MI REENCUENTRO CON FIU


Regresé a FIU, esta vez para llevar a mi hija. Tenía una gran ilusión de mostrarle la universidad, visitar los edificios y salones de clases donde aprendí inglés hace treinta años, mostrarle el Ratskeller donde comíamos burritos después de clase, llevarla a la librería frente a la laguna donde alguna vez caminé con Bea Aranguren y descalzas sobre la yerba, le tirabamos pan a las tortugas. Sabía que a medida que la recorriera, brotarían miles de anécdotas y recuerdos de mi vida estudiantil.

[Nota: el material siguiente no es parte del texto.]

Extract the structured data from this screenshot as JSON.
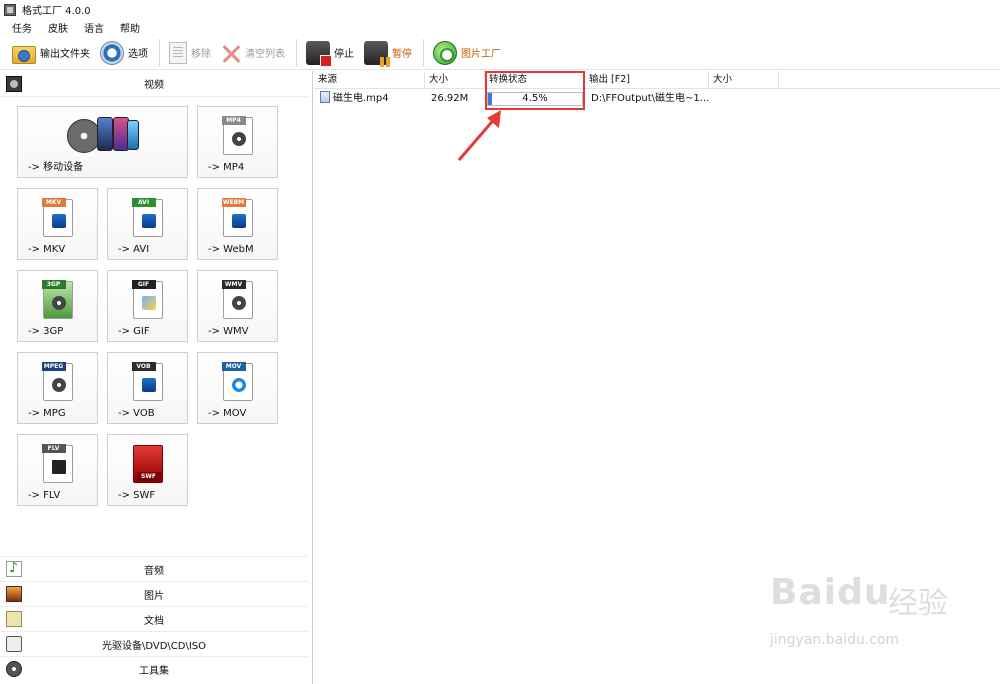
{
  "window": {
    "title": "格式工厂 4.0.0"
  },
  "menu": [
    "任务",
    "皮肤",
    "语言",
    "帮助"
  ],
  "toolbar": {
    "output_folder": "输出文件夹",
    "options": "选项",
    "remove": "移除",
    "clear_list": "清空列表",
    "stop": "停止",
    "pause": "暂停",
    "picture_factory": "图片工厂"
  },
  "left_panel": {
    "video_header": "视频",
    "tiles": [
      "-> 移动设备",
      "-> MP4",
      "-> MKV",
      "-> AVI",
      "-> WebM",
      "-> 3GP",
      "-> GIF",
      "-> WMV",
      "-> MPG",
      "-> VOB",
      "-> MOV",
      "-> FLV",
      "-> SWF"
    ],
    "tile_badges": [
      "MP4",
      "MKV",
      "AVI",
      "WEBM",
      "3GP",
      "GIF",
      "WMV",
      "MPEG",
      "VOB",
      "MOV",
      "FLV",
      "SWF"
    ],
    "categories": [
      "音频",
      "图片",
      "文档",
      "光驱设备\\DVD\\CD\\ISO",
      "工具集"
    ]
  },
  "file_list": {
    "columns": [
      "来源",
      "大小",
      "转换状态",
      "输出 [F2]",
      "大小"
    ],
    "rows": [
      {
        "source": "磁生电.mp4",
        "size": "26.92M",
        "status": "4.5%",
        "progress": 0.045,
        "output": "D:\\FFOutput\\磁生电~1...",
        "out_size": ""
      }
    ]
  },
  "watermark": {
    "brand": "Baidu",
    "cn": "经验",
    "url": "jingyan.baidu.com"
  },
  "colors": {
    "highlight": "#e53935",
    "progress": "#3a7bd5",
    "accent_label": "#c25b00"
  }
}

Comencé decidida y con paso apurado. Pasé media hora caminando, ubicándome, seguida no muy lejos de Alex. Localicé la librería y sabía que el edificio de mis clases estaba al oeste; pero no lo reconocí. Nada era familiar. Nada era como lo recordaba o como lo revivía en mis sueños. Mi ilusión se convirtió en ansiedad. Busqué sin éxito una escalera, un pasillo, una puerta reconocible. Ese lugar donde tantas vivencias tuve en mi adolescencia, era como un adorado amigo que no te reconoce, que no sabe quién eres.

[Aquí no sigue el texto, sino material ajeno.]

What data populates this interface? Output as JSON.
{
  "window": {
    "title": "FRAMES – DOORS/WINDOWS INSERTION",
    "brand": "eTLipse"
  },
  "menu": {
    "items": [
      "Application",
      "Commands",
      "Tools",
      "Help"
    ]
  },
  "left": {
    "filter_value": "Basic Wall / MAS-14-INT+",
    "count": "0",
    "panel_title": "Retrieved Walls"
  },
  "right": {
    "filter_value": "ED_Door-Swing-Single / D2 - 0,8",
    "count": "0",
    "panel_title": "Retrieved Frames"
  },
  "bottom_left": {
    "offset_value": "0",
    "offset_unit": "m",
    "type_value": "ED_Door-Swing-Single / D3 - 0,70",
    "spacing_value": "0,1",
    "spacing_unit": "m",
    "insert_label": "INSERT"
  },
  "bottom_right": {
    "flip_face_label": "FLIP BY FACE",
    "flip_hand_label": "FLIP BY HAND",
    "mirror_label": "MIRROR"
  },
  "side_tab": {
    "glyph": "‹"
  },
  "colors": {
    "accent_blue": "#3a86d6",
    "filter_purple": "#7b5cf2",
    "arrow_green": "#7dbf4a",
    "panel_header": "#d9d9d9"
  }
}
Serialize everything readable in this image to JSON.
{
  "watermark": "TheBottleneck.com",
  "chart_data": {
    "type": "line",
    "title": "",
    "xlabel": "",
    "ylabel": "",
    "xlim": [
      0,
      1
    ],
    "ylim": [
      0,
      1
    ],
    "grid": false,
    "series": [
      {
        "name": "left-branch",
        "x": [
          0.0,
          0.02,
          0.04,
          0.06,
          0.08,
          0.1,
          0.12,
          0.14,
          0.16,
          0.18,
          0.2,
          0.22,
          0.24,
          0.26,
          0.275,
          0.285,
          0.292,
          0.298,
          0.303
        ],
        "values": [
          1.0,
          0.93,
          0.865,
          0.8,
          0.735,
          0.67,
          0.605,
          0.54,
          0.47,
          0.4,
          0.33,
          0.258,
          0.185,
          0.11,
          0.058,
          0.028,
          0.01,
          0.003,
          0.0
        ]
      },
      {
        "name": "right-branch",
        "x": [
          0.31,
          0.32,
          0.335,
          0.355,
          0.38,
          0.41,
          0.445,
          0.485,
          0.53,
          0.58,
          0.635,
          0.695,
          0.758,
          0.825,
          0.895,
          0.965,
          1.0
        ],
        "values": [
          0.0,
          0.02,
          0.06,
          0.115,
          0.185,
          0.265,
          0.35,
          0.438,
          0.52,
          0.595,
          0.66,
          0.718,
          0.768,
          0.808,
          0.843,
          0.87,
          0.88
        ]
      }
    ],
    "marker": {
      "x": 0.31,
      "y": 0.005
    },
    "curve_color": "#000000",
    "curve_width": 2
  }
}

Comenzó a llover. Fue una tormenta con rayos y vientos huracanados. Corrimos al edificio más cercano para resguardarnos. Esperando, abrí puertas pensando que detrás de ellas encontraría un pedazo de recuerdo escondido, algo que me conectara con el pasado. Permanecimos allí por más de dos horas. Repentinamente, como en un flashback, aparecieron las escaleras por las que subía a clase y el patio hundido donde algunas tardes me senté a hablar con mi primer amigo gringo, Bay Snow. Estaba confundida; todo lucía reducido, extraño e irreal. Y la realidad se imponía como obligándome a aceptar este nuevo sitio, en lugar de aquel que buscaba. Me obligaba a olvidar y sustituir mis recuerdos.
El FIU que yo buscaba solo existe en mi mente; quizás en mi imaginación.

Comentarios

  1. Esas son las trampas que nos tiende la memoria, las idealizaciones que nos montamos y que después, al confrontarlas con la realidad, nos defraudan un poco.